War or retreat? Leonardo Rizzuto at a crossroads, according to a specialist
The son of the late mafia godfather Montrealer Vito Rizzuto survived a burst of bullets fired at his car in Laval.
Leonardo Rizzuto's luxurious car was riddled with bullets at the junction of highways 440 and 13 in Laval.
After miraculously surviving an attempted murder with a gun on Wednesday, Leonardo Rizzuto, considered by police to be one of the leaders of the Sicilian clan of the Montreal mafia, may have to choose between going to war against those who ordered his murder or lower his flag by formalizing his retirement.
This is the opinion of the renowned specialist in the Italian mafia André Cédilot, who worked for 35 years in < em>La Press and has signed two books on the Rizzuto clan.
One thing is certain, according to this expert, Leonardo Rizzuto, son of the deceased godfather of the Montreal mafia Vito Rizzuto, will not flee Canada as other alleged mafiosi who have a bounty on their head would do.
< p class="e-p">Leonardo was born in Montreal and will never leave the city. When his father, Vito, was imprisoned in the United States, many police officers believed that he would never return to Quebec and would choose Venezuela or Italy at the end of his sentence in Colorado. But his daughter Maria had told my police sources: his family was originally from Montreal and she would never leave the city, recalls André Cédilot.
The alleged mafia boss of 53 years old escaped death, Wednesday around 4:40 p.m., while driving his Mercedes-Benz at the junction of highways 440 and 13, in Laval.
The shooter opened fire a dozen times, but only wounded him in the leg.
Leonardo Rizzuto was transported to the Cité-de-la-Santé in Laval, but he came out of the hospital, escorted by his close guard, at the start of the evening, according to our information.
It was not a message, we wanted to get rid of it, says the mafia specialist looking at the photos from Radio-Canada, thus corroborating the opinion of our sources policewomen.
As Leonardo is the last living son of Vito Rizzuto, André Cédilot explains that it was the former lawyer Loris Cavaliere who took him under his wing to propel him to the consultation table created between the organizations criminals, about ten years ago.
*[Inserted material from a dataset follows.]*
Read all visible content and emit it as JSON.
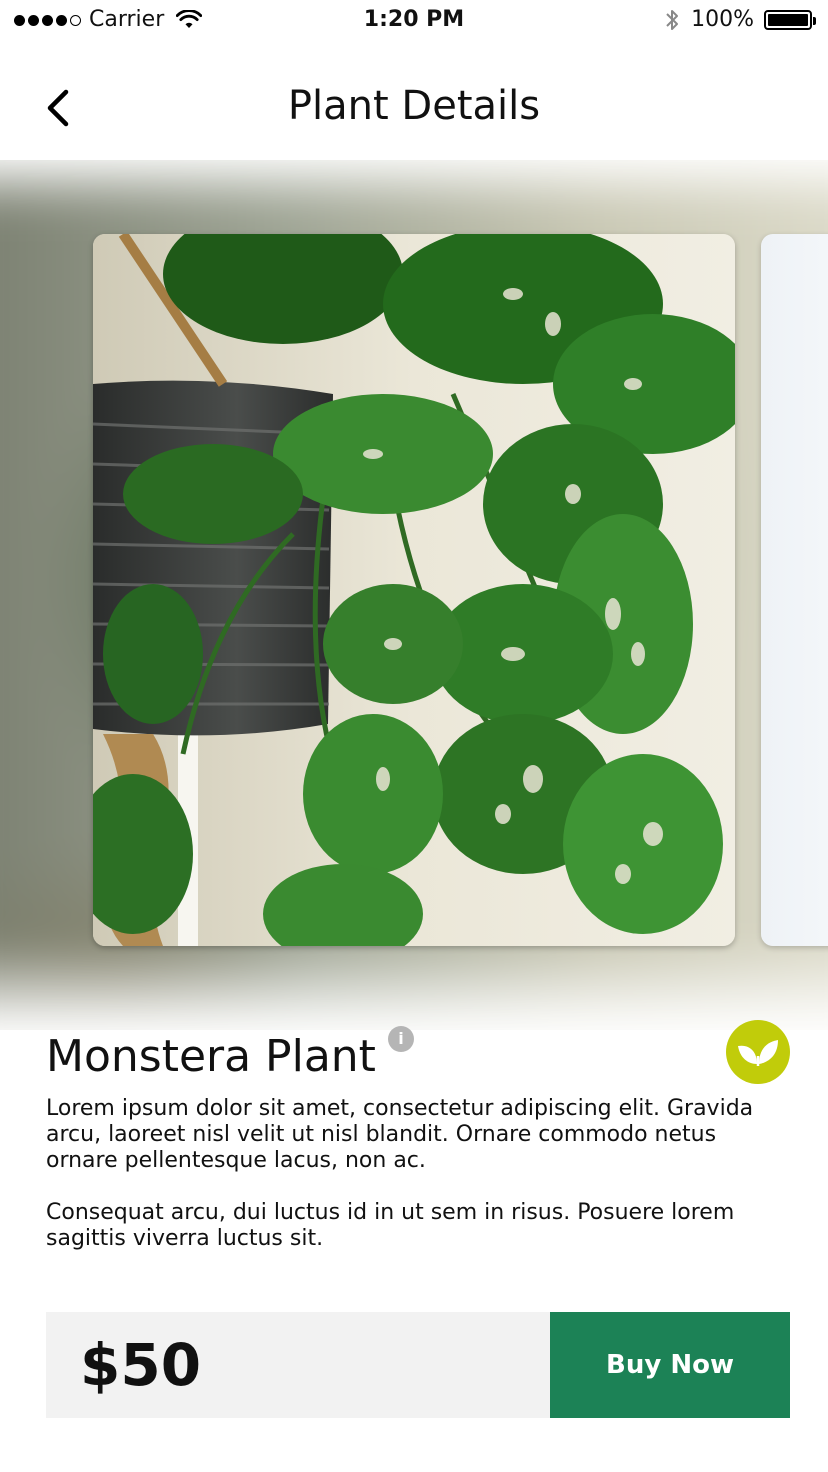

Leonardo has neither the charisma nor the experience or the contacts that his father possessed when he reigned over organized crime in Montreal. He could have been propelled only because of his name. But since his father's friends have all been murdered, he no longer has a stranglehold on Montreal's Italian mafia clans and other criminal organizations, adds Mr. Cédilot.
André Cédilot, renowned specialist in the Montreal mafia, worked for 35 years at La Presse and authored two books on the subject.
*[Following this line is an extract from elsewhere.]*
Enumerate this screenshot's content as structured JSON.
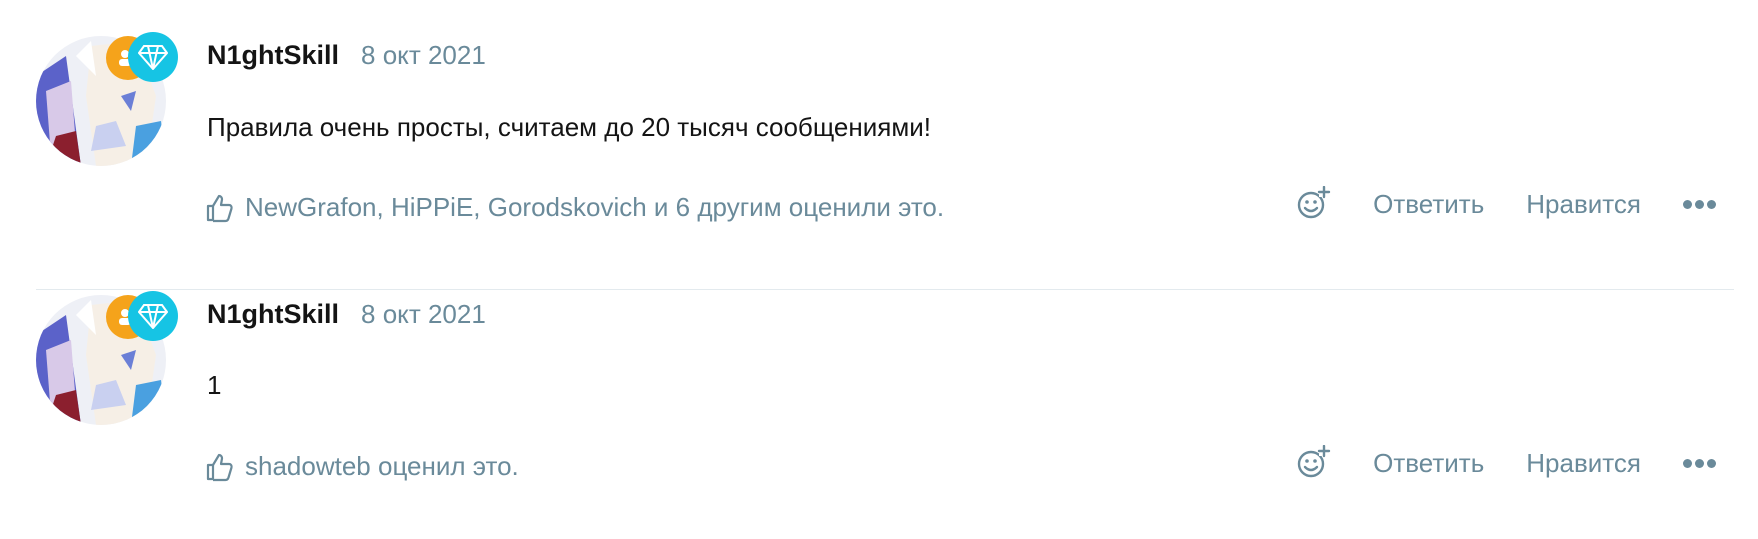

After the assassination of Rocco Sollecito on May 27, 2016, a few meters from the Laval police headquarters, his son Stefano had taken over to take care of the affairs of the Rizzuto clan, reports the ;expert.
I am convinced that Leonardo was imposed on Stefano, who already had business relations with bikers and other criminal organizations, explains André Cedilot.
However, according to our police sources, Stefano Sollecito, now 54, is no longer considered an influential and active member of organized crime due to serious health problems.
< p class="e-p">According to our information, his condition has deteriorated in recent months.
Stefano was the last one who could prevent an attempt to get rid of Leonardo, who does not have the respect of the Italian mafia families of Montreal. There are about ten of them. Without a protector, he has simply become an accessory in the organized crime ecosystem, adds the former investigative journalist.
Leonardo Rizzuto (File photo)
André Cédilot does not believe that Leonardo Rizzuto can have the allies and the resources necessary to go to war against those who ordered his murder.
Several organized crime actors have the potential to x27;be behind this attack. It could be bikers, like the Calabrian mafia or old enemies of the Rizzuto family, says the specialist.
The confessions of hitman Frédérick Silva, who agreed to collaborate with the Sûreté du Québec, could make several active organized crime members nervous. Leonardo's involvement in crimes confessed to by Silva could spur people to take action, believes André Cédilot.
Over the past year, police officers specializing in the fight against organized crime warned several people that there was a bounty on their heads.
According to our information, the name of Leonardo Rizzuto was among the number.